Dr Hosking said there was an increased fear in legal consequences since he began his training role as a GP supervisor.

It burdened GPs and decreased their availability because they were focused on over-treatment to ensure they would not be criticised.

"People go to lawyers and say 'you should have done this, you should have done that,' and they (doctors) like to say 'well I did all these tests, I did every test I could think of'.

"It makes the doctors not as good either, so it's not just dealing with the problems.

"They are dealing with the problems that don't exist to protect themselves, so that's one of the drawbacks of what's happening in that time.

"The legal situation has become out of the control, the same as America, suing doctors in legal action.

"A lot of it goes nowhere but it just wastes doctors' time.”
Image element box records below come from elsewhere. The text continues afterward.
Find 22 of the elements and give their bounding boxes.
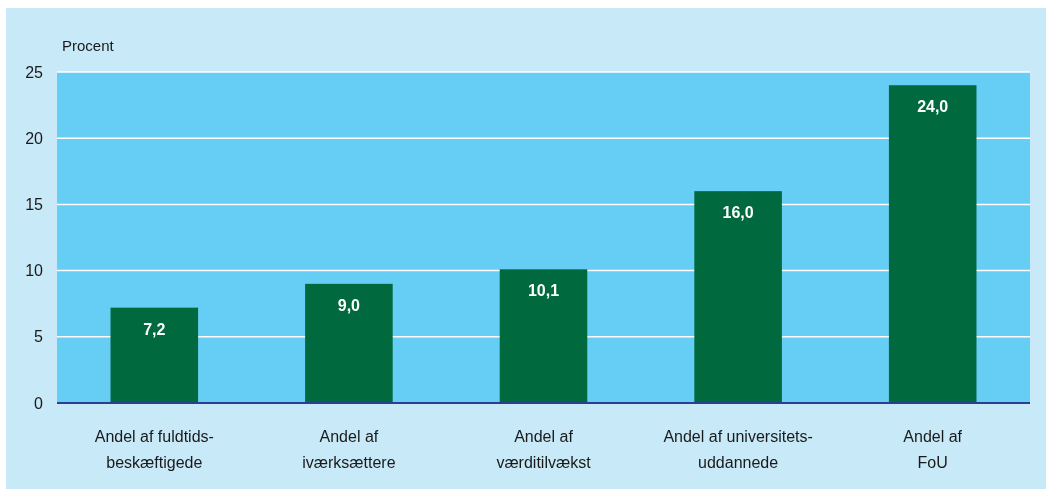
data-label: 16,0 — [722, 204, 754, 222]
x-tick-label: Andel af FoU — [903, 428, 963, 471]
y-tick-label: 20 — [25, 129, 44, 147]
bar — [694, 191, 782, 403]
y-tick-label: 5 — [34, 328, 44, 346]
y-axis-title: Procent — [62, 37, 115, 54]
x-tick-label: Andel af fuldtids- beskæftigede — [94, 428, 214, 471]
x-tick-label: Andel af værditilvækst — [496, 428, 592, 471]
y-tick-label: 0 — [34, 394, 44, 412]
x-tick-label: Andel af universitets- uddannede — [663, 428, 813, 471]
data-label: 24,0 — [917, 98, 949, 116]
bar — [499, 269, 588, 403]
x-tick-label: Andel af iværksættere — [302, 428, 396, 471]
data-label: 7,2 — [143, 320, 166, 338]
y-tick-label: 10 — [25, 262, 44, 280]
y-tick-label: 15 — [25, 196, 44, 213]
bar — [888, 85, 977, 403]
data-label: 10,1 — [527, 282, 560, 300]
data-label: 9,0 — [337, 296, 361, 314]
y-tick-label: 25 — [25, 63, 44, 81]
bar — [305, 283, 393, 403]
bar — [110, 307, 199, 403]
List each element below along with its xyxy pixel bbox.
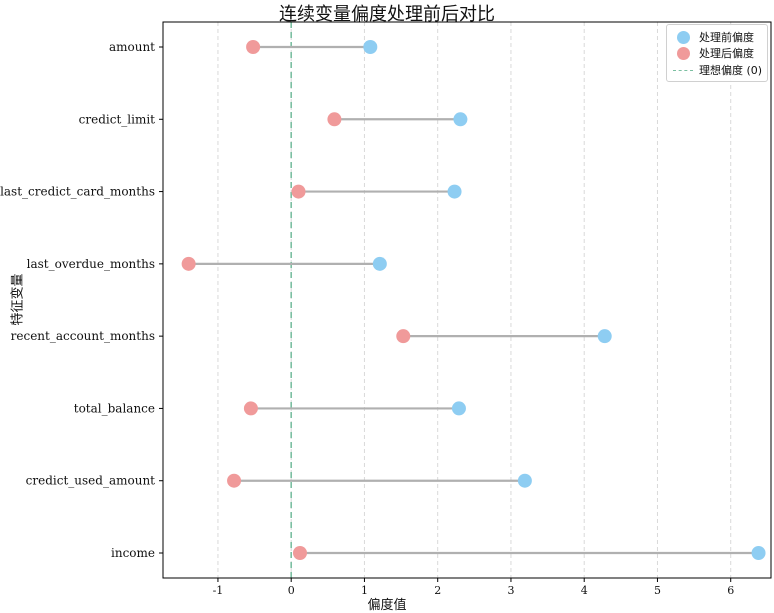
point-after [246,40,261,54]
point-before [453,112,468,127]
legend-label-reference: 理想偏度 (0) [699,64,763,77]
y-tick-label: last_credict_card_months [0,185,155,199]
legend-item-reference: 理想偏度 (0) [673,62,762,78]
x-tick-label: 2 [434,584,441,597]
point-before [372,256,387,271]
legend-label-before: 处理前偏度 [699,31,754,44]
plot-frame [162,21,772,579]
y-tick-label: credict_limit [79,112,156,126]
y-tick-label: recent_account_months [11,329,155,343]
point-before [517,473,532,488]
legend-label-after: 处理后偏度 [699,47,754,60]
y-tick-label: income [111,546,155,560]
x-tick-label: -1 [213,584,224,597]
x-tick-label: 4 [581,584,588,597]
legend-item-before: 处理前偏度 [673,29,754,45]
x-tick-label: 3 [507,584,514,597]
y-tick-label: amount [109,40,155,54]
x-tick-label: 5 [654,584,661,597]
point-after [181,256,196,271]
point-before [363,40,378,54]
x-tick-label: 6 [727,584,734,597]
legend-marker-before [676,30,690,44]
x-axis-label: 偏度值 [367,598,407,613]
y-tick-label: last_overdue_months [27,257,155,271]
point-before [447,184,462,199]
legend-marker-reference [673,69,693,71]
point-after [291,184,306,199]
legend-item-after: 处理后偏度 [673,45,754,61]
legend-marker-after [676,46,690,60]
x-tick-label: 0 [288,584,295,597]
point-before [597,329,612,344]
point-after [292,546,307,560]
y-tick-label: total_balance [74,401,155,415]
chart-title: 连续变量偏度处理前后对比 [279,4,495,25]
point-before [451,401,466,416]
legend: 处理前偏度 处理后偏度 理想偏度 (0) [666,24,768,82]
point-after [243,401,258,416]
point-after [227,473,242,488]
point-after [396,329,411,344]
y-axis-label: 特征变量 [10,273,26,326]
y-tick-label: credict_used_amount [26,474,156,488]
point-after [327,112,342,127]
x-tick-label: 1 [361,584,368,597]
point-before [751,546,766,560]
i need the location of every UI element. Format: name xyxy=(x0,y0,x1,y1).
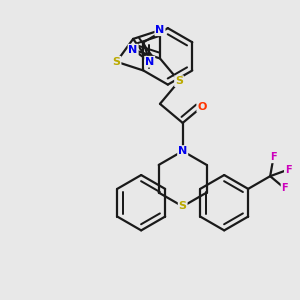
Text: F: F xyxy=(270,152,277,162)
Text: N: N xyxy=(178,146,187,156)
Text: F: F xyxy=(285,165,291,175)
Text: S: S xyxy=(175,76,183,86)
Text: S: S xyxy=(179,201,187,212)
Text: N: N xyxy=(128,45,138,55)
Text: F: F xyxy=(281,183,288,194)
Text: S: S xyxy=(112,57,121,67)
Text: N: N xyxy=(145,57,154,67)
Text: N: N xyxy=(155,25,165,35)
Text: O: O xyxy=(197,102,207,112)
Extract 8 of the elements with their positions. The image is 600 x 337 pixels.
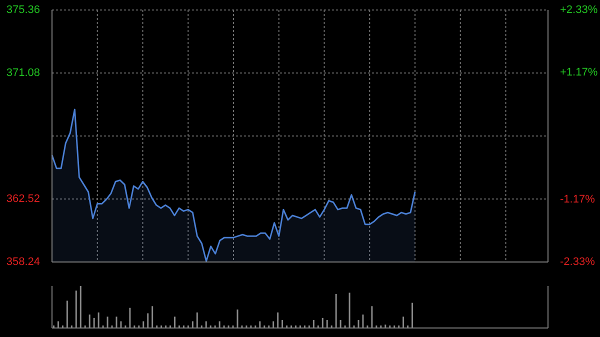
y2-tick-label: -2.33%: [560, 256, 596, 268]
y-tick-label: 375.36: [6, 4, 40, 16]
y2-tick-label: +2.33%: [560, 4, 598, 16]
y2-tick-label: +1.17%: [560, 66, 598, 79]
y-tick-label: 371.08: [6, 67, 40, 79]
y-tick-label: 358.24: [6, 256, 40, 268]
y-tick-label: 362.52: [6, 193, 40, 205]
y2-tick-label: -1.17%: [560, 193, 596, 206]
Last week the Federal Government classified Bundaberg as a place with a medical workforce shortage, meaning that more foreign trained doctors would be encouraged to work locally.

Dr Hosking said it had not made a difference yet, but that it would.

He said that international and Australian trained doctors had different strengths given what they were exposed to in their training.

Internationally trained doctors were good at treatment of infectious disease but not as used to dealing with skin cancer, and it was more likely there was a higher rate in Queensland than from where they were from.

He advised GPs to find a special interest in their profession, or a hobby outside of it, to avoid work being repetitive.

"You won't go stale and get jaded by seeing the same things all the time,” he said.